Here, though, are several extracts from Parson’s diary (as found on the HathiTrust website) concerning the gunfight at the O. K. Corral, and its aftermath.

26 October 1881
‘Started out again this AM and first saw the ‘Phoenix’. Seems more promising than any other claim. Ledge about 18 inches and going down straight. ‘White Star’ next. Small ledge, rather flat, but fair rock. I left at Bells and went home. Rain this afternoon and very pleasant. Fired at mark this afternoon and I beat with rifle, 75 and 250 yards. Tailings sampled by Wendt this evening and liked. Chicken dinner. Skunk excitement tonight, but didn’t get him. Tomorrow for Tombstone.’

27 October 1881
‘Snow this morning. Windy and extremely cold and disagreeable. Wendt, Heyne and I started this AM for Tombstone and Ray went with us over the mountains to where a wagon was which H & W had, driving the burro before him loaded down with samples from different mines. Very disagreeable ride till we harnessed and drove out of the cold mountains into the sunshine on the Mesa beyond. I led Haynes horse and read of one of the Strallus’ long European letters given me this morning by Capt Hanson who arrived at last, much the worse for his 3 weeks absence. It seems almost as though the Capt was gone in. I hope he has not yet lost his grip.

At Charleston we dined by invitation of H and reached Tombstone about 5 o’clock. Much excitement in town and people apprehensive and scary. A bad time yesterday when Wyatt, Virgil and Morgan Earp with Doc Holliday had a street fight with the two McLowerys and Bill Clanton and Ike, all but the latter being killed and W and M Earp wounded [in fact it was Virgil wounded not Wyatt]. Desperate men and desperate encounter.

Bad blood has been brewing some time and I was not suprised at the outbreak. It is only a wonder it has not happened before. A raid is feared upon the town by the Cowboys and measures have been taken to protect life and property. The ‘Stranglers’ were out in force and showed sand. My cowboy appearance and attire was not in keeping with the exited mind. Loud talking or talking in groups was tho’t out of place. Had to laugh at some of the nervousness. It has been a bad scare and the worst is not yet over some think.’

31 October 1881
‘Met Wyat Earp in hotel who took me in to see Virgil this evening, he’s getting along well. Morgan too. Looks bad for them all thus far.’

28 December 1881
‘Was much provoked at Capt H this AM and told I was sorry to have ever met him. I have stood more than any of his friends and have had enough. Was quite short with him. Hohstadt cannot seem to get him out of town. Every liquor saloon is a stumbling block. Bad times in office too. I wish whiskey was all poured in gutter.

Tonight about 11:30 Doc G had just left and I tho’t couldn’t have crossed the street - when four shots were fired in quick succession from very heavily charged guns, making a terrible noise and I tho’t were fired under my window under which I quickly dropped, keeping the dobe wall between me and the outside till fusilade was over. I immediately tho’t Doc had been shot and fired in return, remembering a late episode and knowing how pronounced he was on the Earp-Cow-boy question. He had crossed through and passed Virgil Earp who crossed to west side of 5th and was fired upon when in range of my window by men 2 or 3 concealed in the timbers of the new 2 story adobe going up for the Huachuca Water Co. He did not fall, but recrossed to the Oriental and was taken from there to the Cosmopolitan being hit with buck shot and badly wounded in left arm with flesh wound above left thigh.

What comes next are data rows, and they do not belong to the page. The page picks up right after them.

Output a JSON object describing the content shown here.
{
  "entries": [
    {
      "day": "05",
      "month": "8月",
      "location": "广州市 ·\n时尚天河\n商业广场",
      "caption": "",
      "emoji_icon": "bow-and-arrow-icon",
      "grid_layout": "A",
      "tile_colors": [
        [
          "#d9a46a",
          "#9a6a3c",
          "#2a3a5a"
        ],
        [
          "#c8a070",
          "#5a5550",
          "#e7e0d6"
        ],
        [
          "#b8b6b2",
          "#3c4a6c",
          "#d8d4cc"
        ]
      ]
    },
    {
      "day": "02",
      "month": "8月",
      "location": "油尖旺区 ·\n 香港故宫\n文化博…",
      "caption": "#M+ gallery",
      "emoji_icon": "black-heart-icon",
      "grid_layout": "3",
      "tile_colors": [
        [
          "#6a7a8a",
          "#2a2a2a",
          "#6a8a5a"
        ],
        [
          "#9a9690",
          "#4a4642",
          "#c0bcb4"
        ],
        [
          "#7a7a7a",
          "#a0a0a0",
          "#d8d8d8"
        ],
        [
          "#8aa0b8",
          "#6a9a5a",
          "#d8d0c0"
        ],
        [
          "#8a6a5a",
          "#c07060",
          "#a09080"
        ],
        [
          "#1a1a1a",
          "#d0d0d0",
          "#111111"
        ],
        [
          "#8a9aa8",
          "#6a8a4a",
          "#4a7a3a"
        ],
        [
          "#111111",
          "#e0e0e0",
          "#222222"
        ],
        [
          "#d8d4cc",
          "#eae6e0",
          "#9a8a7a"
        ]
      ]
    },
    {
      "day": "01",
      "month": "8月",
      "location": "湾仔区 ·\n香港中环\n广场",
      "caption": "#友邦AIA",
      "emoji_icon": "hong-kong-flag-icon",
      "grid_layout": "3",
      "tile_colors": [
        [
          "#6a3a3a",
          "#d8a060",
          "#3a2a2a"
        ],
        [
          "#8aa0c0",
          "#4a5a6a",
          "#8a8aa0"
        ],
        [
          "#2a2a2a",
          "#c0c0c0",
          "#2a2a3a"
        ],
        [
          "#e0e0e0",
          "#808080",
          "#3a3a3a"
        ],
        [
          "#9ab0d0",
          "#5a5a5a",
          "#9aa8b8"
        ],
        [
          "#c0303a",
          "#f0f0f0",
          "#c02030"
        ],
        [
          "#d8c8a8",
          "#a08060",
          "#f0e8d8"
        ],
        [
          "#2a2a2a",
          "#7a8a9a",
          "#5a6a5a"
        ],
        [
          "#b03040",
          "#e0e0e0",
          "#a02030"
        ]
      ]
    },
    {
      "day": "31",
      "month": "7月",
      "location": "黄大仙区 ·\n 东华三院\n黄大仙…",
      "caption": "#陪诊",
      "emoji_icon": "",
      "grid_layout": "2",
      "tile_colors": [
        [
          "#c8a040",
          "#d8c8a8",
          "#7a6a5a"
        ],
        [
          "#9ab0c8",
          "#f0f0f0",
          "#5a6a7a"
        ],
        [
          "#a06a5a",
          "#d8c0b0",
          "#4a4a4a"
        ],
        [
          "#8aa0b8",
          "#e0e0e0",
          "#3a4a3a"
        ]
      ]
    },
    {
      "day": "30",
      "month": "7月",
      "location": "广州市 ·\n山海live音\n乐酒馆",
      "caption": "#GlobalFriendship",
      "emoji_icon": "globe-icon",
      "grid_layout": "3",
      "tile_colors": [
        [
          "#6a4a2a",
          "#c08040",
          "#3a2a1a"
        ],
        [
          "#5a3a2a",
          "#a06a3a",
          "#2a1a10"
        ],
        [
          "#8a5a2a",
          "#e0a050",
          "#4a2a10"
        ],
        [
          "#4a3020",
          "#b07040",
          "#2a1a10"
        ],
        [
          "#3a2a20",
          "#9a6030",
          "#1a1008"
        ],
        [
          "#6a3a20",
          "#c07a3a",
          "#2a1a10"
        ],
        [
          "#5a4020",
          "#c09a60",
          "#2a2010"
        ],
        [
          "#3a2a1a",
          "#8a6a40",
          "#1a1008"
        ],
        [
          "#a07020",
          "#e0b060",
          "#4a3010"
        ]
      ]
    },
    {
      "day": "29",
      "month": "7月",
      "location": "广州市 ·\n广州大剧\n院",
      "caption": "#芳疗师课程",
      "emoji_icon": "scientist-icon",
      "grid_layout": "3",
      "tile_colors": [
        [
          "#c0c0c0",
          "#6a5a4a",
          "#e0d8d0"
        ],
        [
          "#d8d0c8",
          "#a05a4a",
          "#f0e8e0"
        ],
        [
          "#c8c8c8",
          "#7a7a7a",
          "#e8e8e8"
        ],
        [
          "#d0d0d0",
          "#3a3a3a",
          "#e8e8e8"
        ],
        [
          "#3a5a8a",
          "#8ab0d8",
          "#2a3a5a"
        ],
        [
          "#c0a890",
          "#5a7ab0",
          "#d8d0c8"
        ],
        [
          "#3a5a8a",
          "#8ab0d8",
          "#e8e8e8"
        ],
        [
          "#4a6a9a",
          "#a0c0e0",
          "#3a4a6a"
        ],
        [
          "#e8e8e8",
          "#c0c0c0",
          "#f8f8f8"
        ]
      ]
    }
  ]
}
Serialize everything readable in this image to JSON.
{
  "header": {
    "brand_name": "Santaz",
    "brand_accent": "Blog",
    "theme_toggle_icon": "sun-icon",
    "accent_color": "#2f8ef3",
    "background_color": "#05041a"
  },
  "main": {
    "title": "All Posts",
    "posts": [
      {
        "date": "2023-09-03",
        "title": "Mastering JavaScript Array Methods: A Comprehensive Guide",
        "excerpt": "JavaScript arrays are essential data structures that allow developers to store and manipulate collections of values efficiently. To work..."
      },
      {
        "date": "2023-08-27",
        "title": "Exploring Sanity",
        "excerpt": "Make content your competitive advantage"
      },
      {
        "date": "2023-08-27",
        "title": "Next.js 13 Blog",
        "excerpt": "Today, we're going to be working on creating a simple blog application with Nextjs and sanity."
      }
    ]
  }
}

Cries of ‘there they go’, ‘head them off’ were heard but the cowardly apathetic guardians of the peace were not inclined to risk themselves and the other brave men all more or less armed did nothing. Doc had a close shave. Van and I went to the hospital for Doc and got various things. Hotel well guarded, so much so that I had hard trouble to get to Earps room. He was easy. Told him I was sorry for him. ‘It’s hell, isn’t it!’ said he. His wife was troubled, ‘Never mind, I’ve got one arm left to hug you with,’ he said.’